Not long ago, I posted a list of stuff I wish I owned, but don’t (and probably won’t). Since that last post, I’ve added quite a few items to my imaginary ownership list. Quite a few items indeed.
Por ejemplo:
{ Hand-painted sequin pumps. Ms. Doe Deere might be the only person in the northern hemisphere (over the age of five) who loves unicorns, rainbows and sparkles as much as I do. Her DIY sparkle-pumps are a triumph. A triumph, I say! }
{ A full set of Pantone mugs from Whitbread Wilkinson. And Pantone luggage tags and coin purses and demitasse espresso cups and passport holders and and and !!! Everything Pantone. Ever. Made. }
{ An unlimited supply of raw cacao powder. Not cocoa powder. And definitely not hot chocolate. I’m talking about finely ground, unadulterated cacao nibs. Dark. Intense. Seductive. Just like me. Guffaw! }
{ A magical shower that thoroughly exfoliates, lathers and rinses every crevice of your body while you stand there with your arms held in the air, unmoved and unbothered. Because some mornings, applying soap to a sponge is asking too much, you know? }
{ The entire collected works of Oscar Wilde, read aloud by Oscar himself. To me. Privately.
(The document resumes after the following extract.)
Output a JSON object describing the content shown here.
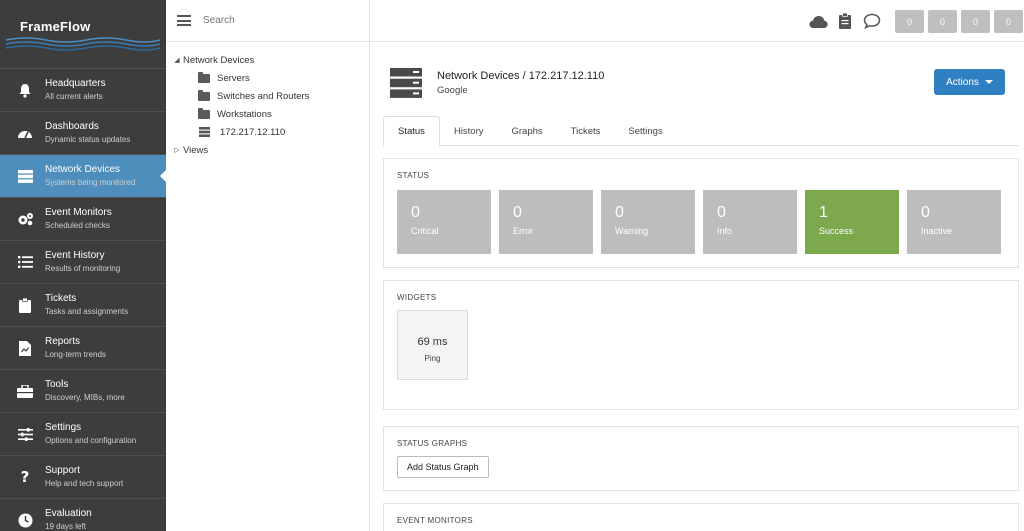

In a Victorian opium den. }
{ Six more VW Beetle convertibles (in an array of colors) so that I could coordinate my vehicle with my daily outfit. HA! I don’t actually want this — not really – but I do think it would be hilarious. And not entirely out of character. }
{ This costume. Do I really need to explain? }
{ A membership to a David Barton Gym in New York City. The interior of the Astor Place branch looks like a triple-cross between a haunted house, a space-age spa and a gay bordello (see above). They don’t even post membership rates on their website, which leads me to believe that it’s proooobably out of my reach. Oh, and the fact that it’s in a different city. But whatev. }
(Photo via David Barton Gym)






That shark costume made me laugh, a lot. At work. When I should not be reading blogs. And my boss looked at me funny, which made me laugh harder. But I needed that to distract her from the fact that I’m hungover. So thanks!